Kenichi Sako, one of the most iconic figures in Japan’s basketball history, has been elected to the FIBA Hall of Fame’s 2020 class, the sport’s global governing body announced on Tuesday.
Sako is among the group of 12 that will be enshrined as the class of 2020, which includes former NBA MVP point guard Steve Nash of Canada and Ukrainian Olympic gold medalist and former NBA player Alexander Volkov.
Ruben Magnano, who led his native Argentina to the gold medal in the men’s competition at Athens 2004, and Tara VanDerveer, who navigated the USA women’s squad to gold at the 1996 Atlanta Games, were selected for the 2020 class as coaches.

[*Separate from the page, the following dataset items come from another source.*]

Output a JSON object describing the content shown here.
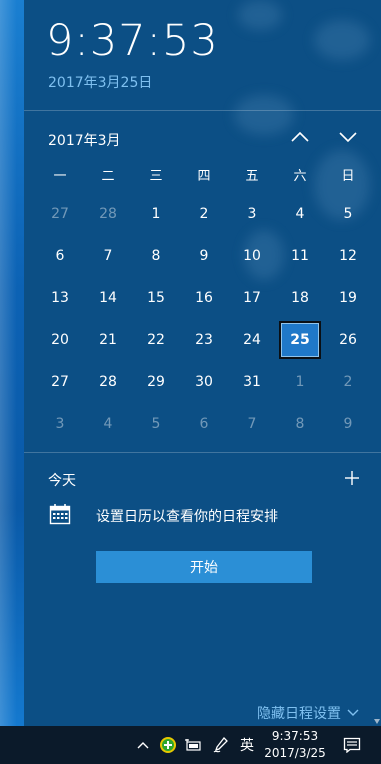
{
  "flyout": {
    "clock": "9:37:53",
    "full_date": "2017年3月25日",
    "month_title": "2017年3月",
    "weekdays": [
      "一",
      "二",
      "三",
      "四",
      "五",
      "六",
      "日"
    ],
    "weeks": [
      [
        {
          "d": "27",
          "o": true
        },
        {
          "d": "28",
          "o": true
        },
        {
          "d": "1"
        },
        {
          "d": "2"
        },
        {
          "d": "3"
        },
        {
          "d": "4"
        },
        {
          "d": "5"
        }
      ],
      [
        {
          "d": "6"
        },
        {
          "d": "7"
        },
        {
          "d": "8"
        },
        {
          "d": "9"
        },
        {
          "d": "10"
        },
        {
          "d": "11"
        },
        {
          "d": "12"
        }
      ],
      [
        {
          "d": "13"
        },
        {
          "d": "14"
        },
        {
          "d": "15"
        },
        {
          "d": "16"
        },
        {
          "d": "17"
        },
        {
          "d": "18"
        },
        {
          "d": "19"
        }
      ],
      [
        {
          "d": "20"
        },
        {
          "d": "21"
        },
        {
          "d": "22"
        },
        {
          "d": "23"
        },
        {
          "d": "24"
        },
        {
          "d": "25",
          "t": true
        },
        {
          "d": "26"
        }
      ],
      [
        {
          "d": "27"
        },
        {
          "d": "28"
        },
        {
          "d": "29"
        },
        {
          "d": "30"
        },
        {
          "d": "31"
        },
        {
          "d": "1",
          "o": true
        },
        {
          "d": "2",
          "o": true
        }
      ],
      [
        {
          "d": "3",
          "o": true
        },
        {
          "d": "4",
          "o": true
        },
        {
          "d": "5",
          "o": true
        },
        {
          "d": "6",
          "o": true
        },
        {
          "d": "7",
          "o": true
        },
        {
          "d": "8",
          "o": true
        },
        {
          "d": "9",
          "o": true
        }
      ]
    ],
    "today_label": "今天",
    "event_text": "设置日历以查看你的日程安排",
    "start_button": "开始",
    "hide_agenda": "隐藏日程设置",
    "accent_color": "#2b8fd6",
    "link_color": "#7fc0f0"
  },
  "taskbar": {
    "ime_label": "英",
    "time": "9:37:53",
    "date": "2017/3/25",
    "icons": [
      "chevron-up-icon",
      "security-shield-icon",
      "battery-icon",
      "pen-icon",
      "action-center-icon"
    ]
  }
}
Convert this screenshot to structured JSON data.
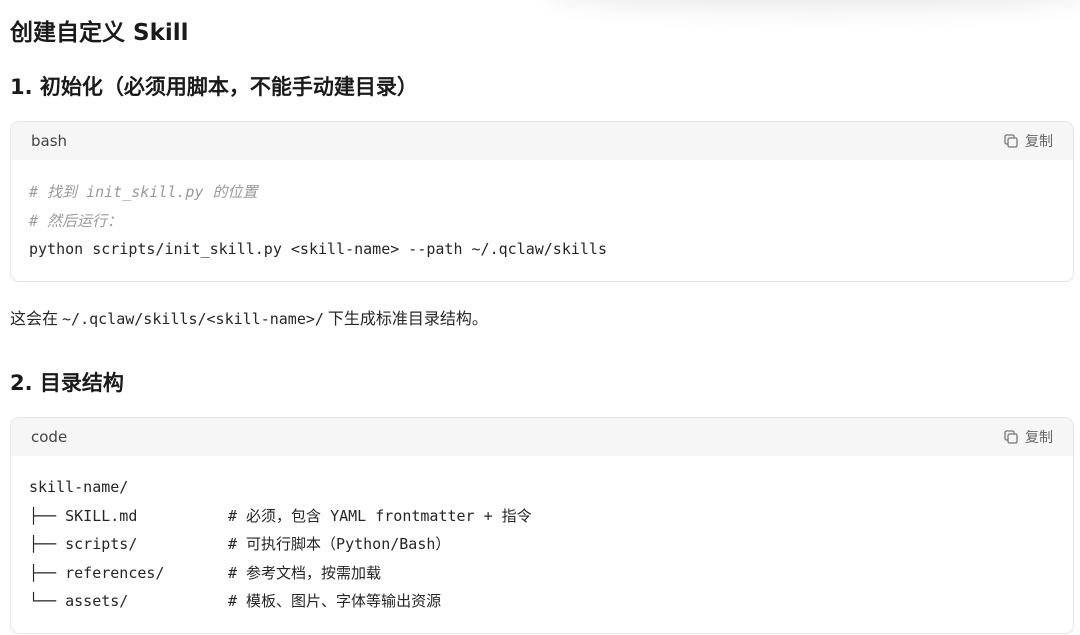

“I was informed by FIBA that I was selected for the Hall of Fame and I was in shock,” Sako said in a statement. “At the same time, I feel so honored and am happy for that. This has not been achieved on my own. It could not have been done so without the support of all those many who have been associated with me including my coaches, teammates and those who cheered on me.”
The announcement of the 2020 class was delayed due to the COVID-19 pandemic. FIBA will reveal the 2021 class on Thursday and the two classes will be enshrined together in an online ceremony on June 18.
Sako is only the second Japanese person to be inducted into the Hall of Fame following 2007 inductee Yoshimi Ueda, who served as a FIBA and Japan Olympic Committee member.
During his playing days, Sako was dubbed Japan’s “Mr. Basketball” for winning a series of league and individual titles as a point guard.
The Yokohama native helped his Isuzu Motors Giga Cats and Aisin SeaHorses capture nine league championships in the 1990s and 2000s, winning a combined 12 Emperor’s Cups with his teams and chalking up three season MVP awards.
Sako regularly donned the Japan men’s jersey as well and competed at the 1995 University Games and 1998 FIBA World Championship.
Sako retired in 2011 and served as a head coach for the Hiroshima Dragonflies for three seasons from 2014-15. He is currently an assistant coach under Julio Lamas for the Japan men’s team, which will play in the Tokyo Olympics.
“What I can do now is to keep learning as a coach to help the players and tell my experience as a player to them,” Sako said of his role as a coach. “I would like to keep working hard to be a coach that can develop the heart of the players, not just skills and strategies, and to help the young players make progress just like I was done so by my coaches.”